A group of people has set up a camp next to an Enbridge Line 2 testing and maintenence site along the Canada-U.S. border near Gretna.
The group is there to protect the land, not to protest, says organizer and Dakota woman Geraldine McManus.
"I have to stop this right here. I'm not letting them pass. I don't care. I will lay right on that line. I will chain myself to anything I have to chain myself to. Doesn't matter to me. I'm ready to go the long haul with this," McManus said.
The group arrived at 2 a.m. Wednesday and doesn't plan on leaving any time soon, McManus says.
"I'm here as long as it is going to take to shut this down. It's not just about shutting them down and not letting them through; it's about making them responsible, making these corporations responsible," she said.
The organizer says they believe that the initiators of this pipeline project failed to include Indigenous people in the conversation.
"This is Crown land right here, this is our land. If you wanted to go across this land, why didn't you ask us Indigenous people in the first place? You only asked a few chosen people. That's not our community, those couple of people that they asked and the few people that approved this line. That's not a majority consent," McManus said.
McManus has participated in similar events before, such as the Standing Rock protest against the Dakota Access Pipeline in 2017.
"I don't believe that anyone has the right to keep destroying our environment, our waterways, our food sources ... and we see it every day around the world, what's going on. The pipes leak, it's a given, they all leak. And if that's what's going to happen then at some point as human beings we've got to just say no," McManus said.

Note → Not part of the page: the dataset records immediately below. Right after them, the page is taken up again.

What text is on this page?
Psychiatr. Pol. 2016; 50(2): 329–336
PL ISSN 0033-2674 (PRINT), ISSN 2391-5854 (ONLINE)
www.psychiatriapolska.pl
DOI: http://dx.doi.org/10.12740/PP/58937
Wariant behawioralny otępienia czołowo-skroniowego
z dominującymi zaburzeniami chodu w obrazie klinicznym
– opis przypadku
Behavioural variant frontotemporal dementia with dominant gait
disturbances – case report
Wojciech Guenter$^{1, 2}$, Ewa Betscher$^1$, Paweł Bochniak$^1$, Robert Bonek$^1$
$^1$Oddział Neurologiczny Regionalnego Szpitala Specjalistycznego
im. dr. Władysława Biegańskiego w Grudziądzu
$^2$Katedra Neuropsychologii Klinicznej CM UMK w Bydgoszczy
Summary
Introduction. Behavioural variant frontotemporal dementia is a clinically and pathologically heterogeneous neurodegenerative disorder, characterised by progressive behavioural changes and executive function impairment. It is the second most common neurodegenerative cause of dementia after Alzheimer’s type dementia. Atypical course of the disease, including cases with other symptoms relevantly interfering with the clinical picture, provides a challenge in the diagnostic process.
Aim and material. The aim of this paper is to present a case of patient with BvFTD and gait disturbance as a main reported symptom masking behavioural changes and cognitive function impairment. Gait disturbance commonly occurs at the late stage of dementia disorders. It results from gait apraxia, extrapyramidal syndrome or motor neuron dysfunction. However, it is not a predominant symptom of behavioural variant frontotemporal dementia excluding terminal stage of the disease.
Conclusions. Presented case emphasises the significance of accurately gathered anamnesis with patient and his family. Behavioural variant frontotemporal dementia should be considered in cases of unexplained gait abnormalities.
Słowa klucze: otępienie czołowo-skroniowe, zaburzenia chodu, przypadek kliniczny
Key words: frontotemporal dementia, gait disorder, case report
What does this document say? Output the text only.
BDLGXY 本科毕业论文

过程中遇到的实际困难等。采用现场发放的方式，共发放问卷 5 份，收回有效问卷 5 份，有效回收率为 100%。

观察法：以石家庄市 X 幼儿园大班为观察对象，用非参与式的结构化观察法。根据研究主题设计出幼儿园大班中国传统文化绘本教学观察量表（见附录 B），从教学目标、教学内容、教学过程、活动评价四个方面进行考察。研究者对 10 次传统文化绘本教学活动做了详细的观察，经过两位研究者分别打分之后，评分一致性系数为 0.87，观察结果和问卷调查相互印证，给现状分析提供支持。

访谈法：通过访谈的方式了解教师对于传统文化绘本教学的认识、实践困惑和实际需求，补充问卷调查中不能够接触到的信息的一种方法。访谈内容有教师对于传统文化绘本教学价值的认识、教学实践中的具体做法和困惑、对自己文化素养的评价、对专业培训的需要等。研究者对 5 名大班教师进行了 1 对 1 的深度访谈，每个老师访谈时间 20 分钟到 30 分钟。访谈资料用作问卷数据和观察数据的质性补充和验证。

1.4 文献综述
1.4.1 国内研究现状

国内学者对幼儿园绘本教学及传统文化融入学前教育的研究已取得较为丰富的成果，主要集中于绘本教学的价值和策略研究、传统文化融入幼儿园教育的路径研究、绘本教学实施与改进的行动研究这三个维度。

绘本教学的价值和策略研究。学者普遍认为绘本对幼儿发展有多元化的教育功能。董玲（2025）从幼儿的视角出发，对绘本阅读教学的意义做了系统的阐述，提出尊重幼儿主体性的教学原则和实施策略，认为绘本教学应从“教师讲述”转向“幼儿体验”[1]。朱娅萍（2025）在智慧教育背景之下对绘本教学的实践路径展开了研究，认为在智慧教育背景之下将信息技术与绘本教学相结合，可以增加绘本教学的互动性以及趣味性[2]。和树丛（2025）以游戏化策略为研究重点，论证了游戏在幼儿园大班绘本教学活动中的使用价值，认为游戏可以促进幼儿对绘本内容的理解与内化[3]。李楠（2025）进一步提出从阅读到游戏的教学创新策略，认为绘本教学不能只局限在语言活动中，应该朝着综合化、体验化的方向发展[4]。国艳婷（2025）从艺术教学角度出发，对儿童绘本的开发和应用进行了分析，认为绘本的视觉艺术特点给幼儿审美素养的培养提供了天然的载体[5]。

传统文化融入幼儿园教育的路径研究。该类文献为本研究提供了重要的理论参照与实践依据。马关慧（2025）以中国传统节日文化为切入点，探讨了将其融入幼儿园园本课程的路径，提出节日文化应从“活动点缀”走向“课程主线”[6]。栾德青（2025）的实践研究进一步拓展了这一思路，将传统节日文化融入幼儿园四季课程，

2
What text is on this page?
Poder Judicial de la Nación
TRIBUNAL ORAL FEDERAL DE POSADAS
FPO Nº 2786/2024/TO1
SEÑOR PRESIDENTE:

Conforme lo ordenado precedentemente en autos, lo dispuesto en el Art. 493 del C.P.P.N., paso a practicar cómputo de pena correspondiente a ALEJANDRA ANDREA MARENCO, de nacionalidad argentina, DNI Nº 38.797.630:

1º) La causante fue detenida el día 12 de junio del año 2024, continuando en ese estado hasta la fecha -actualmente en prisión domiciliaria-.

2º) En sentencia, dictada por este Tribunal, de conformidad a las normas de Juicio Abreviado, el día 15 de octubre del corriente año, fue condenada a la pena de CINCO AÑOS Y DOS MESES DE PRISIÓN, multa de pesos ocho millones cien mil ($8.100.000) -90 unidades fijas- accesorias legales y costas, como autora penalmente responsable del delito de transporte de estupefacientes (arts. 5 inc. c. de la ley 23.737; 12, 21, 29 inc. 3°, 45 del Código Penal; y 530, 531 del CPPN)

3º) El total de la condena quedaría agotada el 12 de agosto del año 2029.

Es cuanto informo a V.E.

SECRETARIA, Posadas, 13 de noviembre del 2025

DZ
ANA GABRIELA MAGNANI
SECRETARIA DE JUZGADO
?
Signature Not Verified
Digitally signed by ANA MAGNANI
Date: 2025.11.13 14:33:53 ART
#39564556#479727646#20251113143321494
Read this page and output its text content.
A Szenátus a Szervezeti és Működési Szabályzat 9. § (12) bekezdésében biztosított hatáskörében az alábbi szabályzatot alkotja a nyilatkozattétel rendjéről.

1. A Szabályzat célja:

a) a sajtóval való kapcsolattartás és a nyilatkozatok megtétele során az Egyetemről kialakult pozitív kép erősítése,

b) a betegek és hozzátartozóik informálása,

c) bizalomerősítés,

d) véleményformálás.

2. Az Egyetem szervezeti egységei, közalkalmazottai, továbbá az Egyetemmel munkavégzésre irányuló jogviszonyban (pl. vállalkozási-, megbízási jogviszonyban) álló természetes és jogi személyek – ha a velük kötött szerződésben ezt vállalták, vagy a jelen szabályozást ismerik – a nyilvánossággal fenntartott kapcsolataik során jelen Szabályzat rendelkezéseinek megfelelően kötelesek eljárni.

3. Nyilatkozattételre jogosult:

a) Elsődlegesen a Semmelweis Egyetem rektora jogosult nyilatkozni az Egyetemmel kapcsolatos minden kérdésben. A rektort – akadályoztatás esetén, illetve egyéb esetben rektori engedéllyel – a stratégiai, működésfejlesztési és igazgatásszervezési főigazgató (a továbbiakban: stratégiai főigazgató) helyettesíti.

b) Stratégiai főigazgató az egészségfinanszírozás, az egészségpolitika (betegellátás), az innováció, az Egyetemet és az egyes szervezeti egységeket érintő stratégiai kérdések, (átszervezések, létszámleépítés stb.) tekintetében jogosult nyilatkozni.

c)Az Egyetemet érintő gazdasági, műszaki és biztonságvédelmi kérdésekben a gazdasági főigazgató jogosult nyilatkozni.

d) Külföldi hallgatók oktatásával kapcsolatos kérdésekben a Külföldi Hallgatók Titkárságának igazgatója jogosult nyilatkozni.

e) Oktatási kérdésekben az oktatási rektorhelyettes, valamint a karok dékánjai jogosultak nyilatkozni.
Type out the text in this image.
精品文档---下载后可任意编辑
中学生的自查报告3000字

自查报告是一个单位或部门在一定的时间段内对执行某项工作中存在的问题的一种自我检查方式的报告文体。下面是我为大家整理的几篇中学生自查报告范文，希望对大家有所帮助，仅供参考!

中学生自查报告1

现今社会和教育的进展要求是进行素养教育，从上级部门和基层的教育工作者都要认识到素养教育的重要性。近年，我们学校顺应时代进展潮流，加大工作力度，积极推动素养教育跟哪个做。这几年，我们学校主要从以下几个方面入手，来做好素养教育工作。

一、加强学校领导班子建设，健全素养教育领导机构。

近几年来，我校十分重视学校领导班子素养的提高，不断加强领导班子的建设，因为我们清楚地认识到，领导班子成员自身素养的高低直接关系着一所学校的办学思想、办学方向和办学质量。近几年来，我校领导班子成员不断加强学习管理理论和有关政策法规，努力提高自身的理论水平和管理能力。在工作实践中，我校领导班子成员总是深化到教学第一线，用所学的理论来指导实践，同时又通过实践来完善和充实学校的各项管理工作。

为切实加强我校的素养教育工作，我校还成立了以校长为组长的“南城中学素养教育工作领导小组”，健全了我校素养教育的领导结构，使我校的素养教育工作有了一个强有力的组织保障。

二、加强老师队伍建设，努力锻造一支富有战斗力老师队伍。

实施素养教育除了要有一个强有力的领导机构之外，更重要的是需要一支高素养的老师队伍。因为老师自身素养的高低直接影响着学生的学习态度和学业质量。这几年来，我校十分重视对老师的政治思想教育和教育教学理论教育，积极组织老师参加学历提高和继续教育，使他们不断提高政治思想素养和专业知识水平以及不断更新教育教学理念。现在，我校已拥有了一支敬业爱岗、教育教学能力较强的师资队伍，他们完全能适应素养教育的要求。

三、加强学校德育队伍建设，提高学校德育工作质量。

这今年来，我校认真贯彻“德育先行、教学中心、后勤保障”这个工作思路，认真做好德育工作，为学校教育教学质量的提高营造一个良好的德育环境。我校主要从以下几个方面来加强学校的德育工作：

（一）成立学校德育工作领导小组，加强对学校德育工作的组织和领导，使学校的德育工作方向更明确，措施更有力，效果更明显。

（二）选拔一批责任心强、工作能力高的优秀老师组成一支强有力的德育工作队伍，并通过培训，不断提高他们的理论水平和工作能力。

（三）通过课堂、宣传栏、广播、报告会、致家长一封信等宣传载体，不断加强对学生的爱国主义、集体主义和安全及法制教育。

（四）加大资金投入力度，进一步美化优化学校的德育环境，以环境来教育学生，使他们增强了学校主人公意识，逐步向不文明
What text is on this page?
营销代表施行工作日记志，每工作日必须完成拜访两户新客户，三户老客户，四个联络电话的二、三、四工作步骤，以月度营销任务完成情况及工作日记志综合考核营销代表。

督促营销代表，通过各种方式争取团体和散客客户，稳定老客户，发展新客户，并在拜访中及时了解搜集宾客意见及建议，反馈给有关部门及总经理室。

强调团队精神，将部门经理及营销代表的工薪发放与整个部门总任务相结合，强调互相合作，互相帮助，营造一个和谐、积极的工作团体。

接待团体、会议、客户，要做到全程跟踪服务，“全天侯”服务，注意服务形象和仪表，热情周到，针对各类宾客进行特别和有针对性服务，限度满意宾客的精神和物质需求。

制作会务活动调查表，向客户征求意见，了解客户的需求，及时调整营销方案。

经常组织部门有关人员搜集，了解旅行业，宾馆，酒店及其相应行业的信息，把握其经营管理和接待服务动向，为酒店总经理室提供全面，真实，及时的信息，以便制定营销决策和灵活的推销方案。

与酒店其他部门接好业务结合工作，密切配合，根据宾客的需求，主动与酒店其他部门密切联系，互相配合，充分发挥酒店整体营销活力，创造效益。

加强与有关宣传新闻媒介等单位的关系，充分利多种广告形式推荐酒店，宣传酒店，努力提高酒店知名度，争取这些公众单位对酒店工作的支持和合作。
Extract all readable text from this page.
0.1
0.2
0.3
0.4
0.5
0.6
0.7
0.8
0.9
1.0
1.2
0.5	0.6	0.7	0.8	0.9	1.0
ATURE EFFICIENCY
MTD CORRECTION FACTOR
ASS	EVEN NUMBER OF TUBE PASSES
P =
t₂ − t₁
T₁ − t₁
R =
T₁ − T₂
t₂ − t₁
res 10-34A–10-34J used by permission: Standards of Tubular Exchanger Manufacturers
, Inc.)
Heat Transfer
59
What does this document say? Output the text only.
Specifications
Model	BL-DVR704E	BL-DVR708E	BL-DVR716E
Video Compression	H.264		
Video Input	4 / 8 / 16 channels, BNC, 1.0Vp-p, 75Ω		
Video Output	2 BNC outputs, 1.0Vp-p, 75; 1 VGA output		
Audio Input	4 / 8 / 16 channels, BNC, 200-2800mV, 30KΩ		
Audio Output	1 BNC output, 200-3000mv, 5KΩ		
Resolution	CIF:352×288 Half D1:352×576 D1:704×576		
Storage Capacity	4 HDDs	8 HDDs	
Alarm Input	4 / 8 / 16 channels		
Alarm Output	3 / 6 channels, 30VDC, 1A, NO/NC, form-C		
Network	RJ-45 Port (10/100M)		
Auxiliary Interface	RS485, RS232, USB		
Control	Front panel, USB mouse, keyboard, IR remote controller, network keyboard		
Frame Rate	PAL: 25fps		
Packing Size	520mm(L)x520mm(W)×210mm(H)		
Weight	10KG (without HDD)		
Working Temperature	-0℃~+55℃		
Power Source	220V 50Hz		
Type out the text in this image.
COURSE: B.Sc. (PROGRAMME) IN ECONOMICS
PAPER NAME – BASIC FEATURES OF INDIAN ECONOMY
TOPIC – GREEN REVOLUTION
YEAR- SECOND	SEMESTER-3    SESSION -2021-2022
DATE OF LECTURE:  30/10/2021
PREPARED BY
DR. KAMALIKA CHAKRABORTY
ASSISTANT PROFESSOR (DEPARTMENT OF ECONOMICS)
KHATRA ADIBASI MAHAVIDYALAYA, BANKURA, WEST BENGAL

Five people were at the site - called the Spirit of the Buffalo Camp - shortly after noon, where a sacred fire had been lit and the group participated in prayer. McManus says she expects thousands more to join them in the future.
"We are aware that a number of individuals are observing our Line 2 maintenance work site near the Canada U.S. border. Safety of our workers and others present near the site is our number one priority. Enbridge respects people’s right to express their views safely and in accordance with the law," said Michael Barnes, an Enbridge spokesperson, in an email statement.